The most important devises used to study electric energy in the 17th and 18th century were the Ledyen Jar and the Wimshurst machine. The Ledyen jar was discovered first in 1745, by Pieter van Musschenbroek. It was the first device that was able to store large amounts of electrical energy. With in a year of its creation, William Watson made some improvements on the constriction of the machine. It is a cylindrical container, made out of an insulator, with a layer of metal foil on either side of the cylinder. The outer side of the cylinder is grounded, while the inner side is given a charge. This enables the container to store electrical energy. The Wimshurst machine was created in the 1880s, by James Wimshurst. Unlike the Ledyen jar, the Wimshurst machine generates electrical energy, opposed to storing it.

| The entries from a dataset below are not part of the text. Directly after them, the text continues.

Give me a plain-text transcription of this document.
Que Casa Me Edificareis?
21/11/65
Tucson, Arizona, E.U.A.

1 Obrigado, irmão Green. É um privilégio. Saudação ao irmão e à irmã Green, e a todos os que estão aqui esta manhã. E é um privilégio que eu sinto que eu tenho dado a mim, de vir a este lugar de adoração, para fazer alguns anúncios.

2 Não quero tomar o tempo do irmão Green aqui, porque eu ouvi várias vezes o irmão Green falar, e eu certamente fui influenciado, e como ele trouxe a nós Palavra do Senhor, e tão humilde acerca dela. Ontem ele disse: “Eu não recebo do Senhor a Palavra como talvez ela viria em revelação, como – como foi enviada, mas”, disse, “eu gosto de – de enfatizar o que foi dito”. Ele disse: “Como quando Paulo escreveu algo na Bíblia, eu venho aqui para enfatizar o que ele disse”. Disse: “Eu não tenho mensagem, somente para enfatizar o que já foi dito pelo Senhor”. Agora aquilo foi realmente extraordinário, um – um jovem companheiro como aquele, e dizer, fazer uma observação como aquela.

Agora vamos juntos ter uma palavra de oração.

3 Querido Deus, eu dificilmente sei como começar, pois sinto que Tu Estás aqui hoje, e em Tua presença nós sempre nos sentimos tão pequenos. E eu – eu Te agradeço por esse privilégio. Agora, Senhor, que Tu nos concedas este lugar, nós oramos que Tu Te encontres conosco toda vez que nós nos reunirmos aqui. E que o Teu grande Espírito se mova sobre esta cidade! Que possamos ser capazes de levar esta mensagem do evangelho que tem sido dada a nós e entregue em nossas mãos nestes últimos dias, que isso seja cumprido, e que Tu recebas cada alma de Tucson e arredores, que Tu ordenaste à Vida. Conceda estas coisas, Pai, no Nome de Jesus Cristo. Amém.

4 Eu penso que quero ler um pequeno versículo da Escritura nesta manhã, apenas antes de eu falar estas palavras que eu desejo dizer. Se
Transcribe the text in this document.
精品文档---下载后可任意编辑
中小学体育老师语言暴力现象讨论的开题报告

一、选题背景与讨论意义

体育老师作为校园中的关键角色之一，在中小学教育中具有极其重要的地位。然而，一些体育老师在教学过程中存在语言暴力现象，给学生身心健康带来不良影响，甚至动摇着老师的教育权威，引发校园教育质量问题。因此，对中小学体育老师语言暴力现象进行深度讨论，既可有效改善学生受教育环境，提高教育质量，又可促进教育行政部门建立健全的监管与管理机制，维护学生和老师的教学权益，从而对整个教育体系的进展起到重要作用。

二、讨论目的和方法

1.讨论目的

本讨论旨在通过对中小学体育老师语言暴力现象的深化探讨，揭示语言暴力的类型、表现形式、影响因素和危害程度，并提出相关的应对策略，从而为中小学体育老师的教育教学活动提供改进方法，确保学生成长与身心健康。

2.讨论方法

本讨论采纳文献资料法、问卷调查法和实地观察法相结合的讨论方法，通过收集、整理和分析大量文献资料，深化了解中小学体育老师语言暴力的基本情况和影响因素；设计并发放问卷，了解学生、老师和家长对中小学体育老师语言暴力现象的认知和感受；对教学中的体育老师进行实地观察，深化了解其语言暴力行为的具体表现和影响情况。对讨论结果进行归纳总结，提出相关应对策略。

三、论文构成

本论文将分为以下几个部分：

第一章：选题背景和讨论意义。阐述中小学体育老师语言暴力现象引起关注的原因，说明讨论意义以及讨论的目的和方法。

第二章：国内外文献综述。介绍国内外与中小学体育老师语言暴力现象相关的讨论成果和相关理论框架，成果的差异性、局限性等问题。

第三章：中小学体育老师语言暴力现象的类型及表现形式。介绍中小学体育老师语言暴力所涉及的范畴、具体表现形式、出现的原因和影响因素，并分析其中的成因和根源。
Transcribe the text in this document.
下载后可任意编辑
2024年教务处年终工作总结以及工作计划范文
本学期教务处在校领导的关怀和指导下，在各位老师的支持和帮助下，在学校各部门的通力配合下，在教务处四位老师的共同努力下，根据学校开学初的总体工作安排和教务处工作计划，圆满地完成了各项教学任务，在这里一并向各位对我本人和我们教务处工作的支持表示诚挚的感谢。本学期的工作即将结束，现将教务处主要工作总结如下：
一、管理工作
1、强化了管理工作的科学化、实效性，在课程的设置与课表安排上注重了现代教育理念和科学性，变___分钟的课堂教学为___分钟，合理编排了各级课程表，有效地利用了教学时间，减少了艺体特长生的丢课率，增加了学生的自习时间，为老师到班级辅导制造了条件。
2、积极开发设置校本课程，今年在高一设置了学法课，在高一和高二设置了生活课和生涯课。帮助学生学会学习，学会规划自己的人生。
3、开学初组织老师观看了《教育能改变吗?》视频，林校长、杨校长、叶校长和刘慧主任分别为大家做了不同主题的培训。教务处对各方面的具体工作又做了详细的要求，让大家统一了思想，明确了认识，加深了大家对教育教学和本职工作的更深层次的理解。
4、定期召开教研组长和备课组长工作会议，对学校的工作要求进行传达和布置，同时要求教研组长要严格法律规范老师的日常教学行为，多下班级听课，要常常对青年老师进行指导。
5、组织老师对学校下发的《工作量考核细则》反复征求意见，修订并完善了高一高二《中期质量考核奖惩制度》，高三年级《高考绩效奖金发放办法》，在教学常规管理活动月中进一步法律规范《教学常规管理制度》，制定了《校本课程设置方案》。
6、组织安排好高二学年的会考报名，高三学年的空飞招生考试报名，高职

It is a machine consisting of two large contra-rotating discs that are mounted in a vertical plane, with two cross bars with metallic combs/brushes and a spark gap that is formed by two metallic spheres. The machine generates high voltages through induction. Within the machine there are quadrants of positively and negatively charged space, as the discs rotate, the metallic combs conducts the negative and positive charges away. Before this occurs, the machine already has an imbalance of charges, from human contact and such while it was being set up, and running the machine merely amplifies that imbalance.